Dharmesh Kanani and Raja Ghosh. Chemical Engineering, McMaster University, 1280, Main Street West, Hamilton, ON L8S 4L7, Canada

In-line microfiltration membranes have found many applications in the biotech industry: ranging from sterilization of biological fluids to sample preparation for chromatography. The most appealing feature of these in-line (or syringe-type) filters is their disposable nature which facilitates ease of operation. Generally, syringe-type filters are used in a pseudo-constant flux mode, in which one would try to maintain a constant flow through the syringe filter by applying the needed pressure. Capacity or volumetric throughput of such a device is limited by fouling which causes the required transmembrane pressure (TMP) to increase significantly making it difficult to sustain the filtration process. Filtration through syringe-type holders is normally considered as dead-end filtration, and these processes are carried out at quite high fluxes. There have been very few systematic studies on fouling of microfiltration membranes by protein in the dead-end mode. These studies were generally carried out at constant pressure and the experimental data was modelled using blocking laws. The current work addresses the fouling of microfiltration membranes by proteins in syringe-type filter holders at very high fluxes, similar to those in syringe type of filtration applications.
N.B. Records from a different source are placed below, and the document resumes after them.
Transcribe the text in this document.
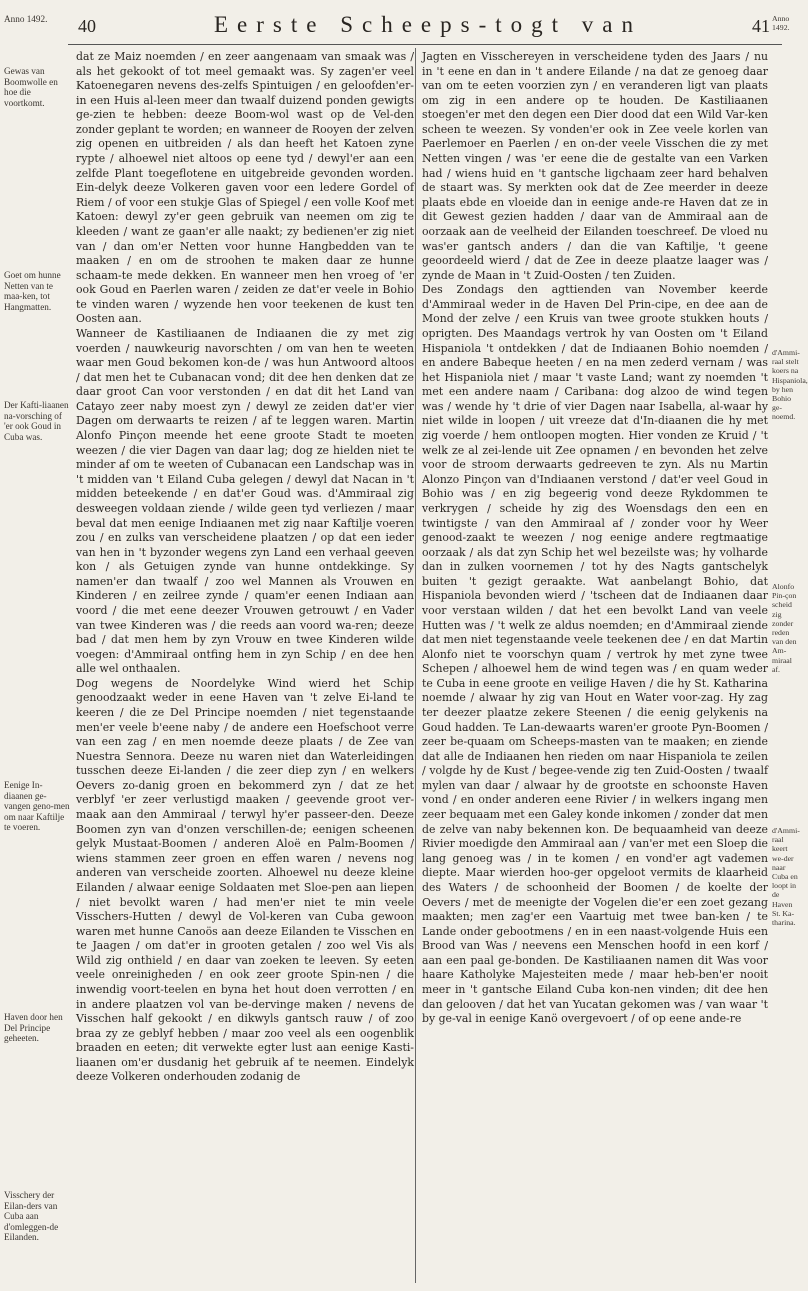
40	Eerste Scheeps-togt van	41

dat ze Maiz noemden / en zeer aangenaam van smaak was / als het gekookt of tot meel gemaakt was. Sy zagen'er veel Katoenegaren nevens des-zelfs Spintuigen / en geloofden'er-in een Huis al-leen meer dan twaalf duizend ponden gewigts ge-zien te hebben: deeze Boom-wol wast op de Vel-den zonder geplant te worden; en wanneer de Rooyen der zelven zig openen en uitbreiden / als dan heeft het Katoen zyne rypte / alhoewel niet altoos op eene tyd / dewyl'er aan een zelfde Plant toegeflotene en uitgebreide gevonden worden. Ein-delyk deeze Volkeren gaven voor een ledere Gordel of Riem / of voor een stukje Glas of Spiegel / een volle Koof met Katoen: dewyl zy'er geen gebruik van neemen om zig te kleeden / want ze gaan'er alle naakt; zy bedienen'er zig niet van / dan om'er Netten voor hunne Hangbedden van te maaken / en om de stroohen te maken daar ze hunne schaam-te mede dekken. En wanneer men hen vroeg of 'er ook Goud en Paerlen waren / zeiden ze dat'er veele in Bohio te vinden waren / wyzende hen voor teekenen de kust ten Oosten aan.

Wanneer de Kastiliaanen de Indiaanen die zy met zig voerden / nauwkeurig navorschten / om van hen te weeten waar men Goud bekomen kon-de / was hun Antwoord altoos / dat men het te Cubanacan vond; dit dee hen denken dat ze daar groot Can voor verstonden / en dat dit het Land van Catayo zeer naby moest zyn / dewyl ze zeiden dat'er vier Dagen om derwaarts te reizen / af te leggen waren. Martin Alonfo Pinçon meende het eene groote Stadt te moeten weezen / die vier Dagen van daar lag; dog ze hielden niet te minder af om te weeten of Cubanacan een Landschap was in 't midden van 't Eiland Cuba gelegen / dewyl dat Nacan in 't midden beteekende / en dat'er Goud was. d'Ammiraal zig desweegen voldaan ziende / wilde geen tyd verliezen / maar beval dat men eenige Indiaanen met zig naar Kaftilje voeren zou / en zulks van verscheidene plaatzen / op dat een ieder van hen in 't byzonder wegens zyn Land een verhaal geeven kon / als Getuigen zynde van hunne ontdekkinge. Sy namen'er dan twaalf / zoo wel Mannen als Vrouwen en Kinderen / en zeilree zynde / quam'er eenen Indiaan aan voord / die met eene deezer Vrouwen getrouwt / en Vader van twee Kinderen was / die reeds aan voord wa-ren; deeze bad / dat men hem by zyn Vrouw en twee Kinderen wilde voegen: d'Ammiraal ontfing hem in zyn Schip / en dee hen alle wel onthaalen.

Dog wegens de Noordelyke Wind wierd het Schip genoodzaakt weder in eene Haven van 't zelve Ei-land te keeren / die ze Del Principe noemden / niet tegenstaande men'er veele b'eene naby / de andere een Hoefschoot verre van een zag / en men noemde deeze plaats / de Zee van Nuestra Sennora. Deeze nu waren niet dan Waterleidingen tusschen deeze Ei-landen / die zeer diep zyn / en welkers Oevers zo-danig groen en bekommerd zyn / dat ze het verblyf 'er zeer verlustigd maaken / geevende groot ver-maak aan den Ammiraal / terwyl hy'er passeer-den. Deeze Boomen zyn van d'onzen verschillen-de; eenigen scheenen gelyk Mustaat-Boomen / anderen Aloë en Palm-Boomen / wiens stammen zeer groen en effen waren / nevens nog anderen van verscheide zoorten. Alhoewel nu deeze kleine Eilanden / alwaar eenige Soldaaten met Sloe-pen aan liepen / niet bevolkt waren / had men'er niet te min veele Visschers-Hutten / dewyl de Vol-keren van Cuba gewoon waren met hunne Canoös aan deeze Eilanden te Visschen en te Jaagen / om dat'er in grooten getalen / zoo wel Vis als Wild zig onthield / en daar van zoeken te leeven. Sy eeten veele onreinigheden / en ook zeer groote Spin-nen / die inwendig voort-teelen en byna het hout doen verrotten / en in andere plaatzen vol van be-dervinge maken / nevens de Visschen half gekookt / en dikwyls gantsch rauw / of zoo braa zy ze geblyf hebben / maar zoo veel als een oogenblik braaden en eeten; dit verwekte egter lust aan eenige Kasti-liaanen om'er dusdanig het gebruik af te neemen. Eindelyk deeze Volkeren onderhouden zodanig de

Jagten en Visschereyen in verscheidene tyden des Jaars / nu in 't eene en dan in 't andere Eilande / na dat ze genoeg daar van om te eeten voorzien zyn / en veranderen ligt van plaats om zig in een andere op te houden. De Kastiliaanen stoegen'er met den degen een Dier dood dat een Wild Var-ken scheen te weezen. Sy vonden'er ook in Zee veele korlen van Paerlemoer en Paerlen / en on-der veele Visschen die zy met Netten vingen / was 'er eene die de gestalte van een Varken had / wiens huid en 't gantsche ligchaam zeer hard behalven de staart was. Sy merkten ook dat de Zee meerder in deeze plaats ebde en vloeide dan in eenige ande-re Haven dat ze in dit Gewest gezien hadden / daar van de Ammiraal aan de oorzaak aan de veelheid der Eilanden toeschreef. De vloed nu was'er gantsch anders / dan die van Kaftilje, 't geene geoordeeld wierd / dat de Zee in deeze plaatze laager was / zynde de Maan in 't Zuid-Oosten / ten Zuiden.

Des Zondags den agttienden van November keerde d'Ammiraal weder in de Haven Del Prin-cipe, en dee aan de Mond der zelve / een Kruis van twee groote stukken houts / oprigten. Des Maandags vertrok hy van Oosten om 't Eiland Hispaniola 't ontdekken / dat de Indiaanen Bohio noemden / en andere Babeque heeten / en na men zederd vernam / was het Hispaniola niet / maar 't vaste Land; want zy noemden 't met een andere naam / Caribana: dog alzoo de wind tegen was / wende hy 't drie of vier Dagen naar Isabella, al-waar hy niet wilde in loopen / uit vreeze dat d'In-diaanen die hy met zig voerde / hem ontloopen mogten. Hier vonden ze Kruid / 't welk ze al zei-lende uit Zee opnamen / en bevonden het zelve voor de stroom derwaarts gedreeven te zyn. Als nu Martin Alonzo Pinçon van d'Indiaanen verstond / dat'er veel Goud in Bohio was / en zig begeerig vond deeze Rykdommen te verkrygen / scheide hy zig des Woensdags den een en twintigste / van den Ammiraal af / zonder voor hy Weer genood-zaakt te weezen / nog eenige andere regtmaatige oorzaak / als dat zyn Schip het wel bezeilste was; hy volharde dan in zulken voornemen / tot hy des Nagts gantschelyk buiten 't gezigt geraakte. Wat aanbelangt Bohio, dat Hispaniola bevonden wierd / 'tscheen dat de Indiaanen daar voor verstaan wilden / dat het een bevolkt Land van veele Hutten was / 't welk ze aldus noemden; en d'Ammiraal ziende dat men niet tegenstaande veele teekenen dee / en dat Martin Alonfo niet te voorschyn quam / vertrok hy met zyne twee Schepen / alhoewel hem de wind tegen was / en quam weder te Cuba in eene groote en veilige Haven / die hy St. Katharina noemde / alwaar hy zig van Hout en Water voor-zag. Hy zag ter deezer plaatze zekere Steenen / die eenig gelykenis na Goud hadden. Te Lan-dewaarts waren'er groote Pyn-Boomen / zeer be-quaam om Scheeps-masten van te maaken; en ziende dat alle de Indiaanen hen rieden om naar Hispaniola te zeilen / volgde hy de Kust / begee-vende zig ten Zuid-Oosten / twaalf mylen van daar / alwaar hy de grootste en schoonste Haven vond / en onder anderen eene Rivier / in welkers ingang men zeer bequaam met een Galey konde inkomen / zonder dat men de zelve van naby bekennen kon. De bequaamheid van deeze Rivier moedigde den Ammiraal aan / van'er met een Sloep die lang genoeg was / in te komen / en vond'er agt vademen diepte. Maar wierden hoo-ger opgeloot vermits de klaarheid des Waters / de schoonheid der Boomen / de koelte der Oevers / met de meenigte der Vogelen die'er een zoet gezang maakten; men zag'er een Vaartuig met twee ban-ken / te Lande onder gebootmens / en in een naast-volgende Huis een Brood van Was / neevens een Menschen hoofd in een korf / aan een paal ge-bonden. De Kastiliaanen namen dit Was voor haare Katholyke Majesteiten mede / maar heb-ben'er nooit meer in 't gantsche Eiland Cuba kon-nen vinden; dit dee hen dan gelooven / dat het van Yucatan gekomen was / van waar 't by ge-val in eenige Kanö overgevoert / of op eene ande-re

Anno 1492.
Gewas van Boomwolle en hoe die voortkomt.
Goet om hunne Netten van te maa-ken, tot Hangmatten.
Der Kafti-liaanen na-vorsching of 'er ook Goud in Cuba was.
Eenige In-diaanen ge-vangen geno-men om naar Kaftilje te voeren.
Haven door hen Del Principe geheeten.
Visschery der Eilan-ders van Cuba aan d'omleggen-de Eilanden.
Anno 1492.
d'Ammi-raal stelt koers na Hispaniola, by hen Bohio ge-noemd.
Alonfo Pin-çon scheid zig zonder reden van den Am-miraal af.
d'Ammi-raal keert we-der naar Cuba en loopt in de Haven St. Ka-tharina.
Fouling was studied using a pulsed injection technique, which allowed the measurement of membrane resistance before and after protein injection in a single experiment without the need for dismantling the membrane module. TMP time profiles were obtained for at different operating conditions. Part of the increase in membrane resistance due to protein fouling/deposition was found to be reversible even though the rejection of protein was negligible (indicating the absence of concentration polarization). The results obtained suggest that the reversibility was due to loosely held protein molecules on the membrane. Experimental data also seem to suggest the compressible nature of the deposited protein layer.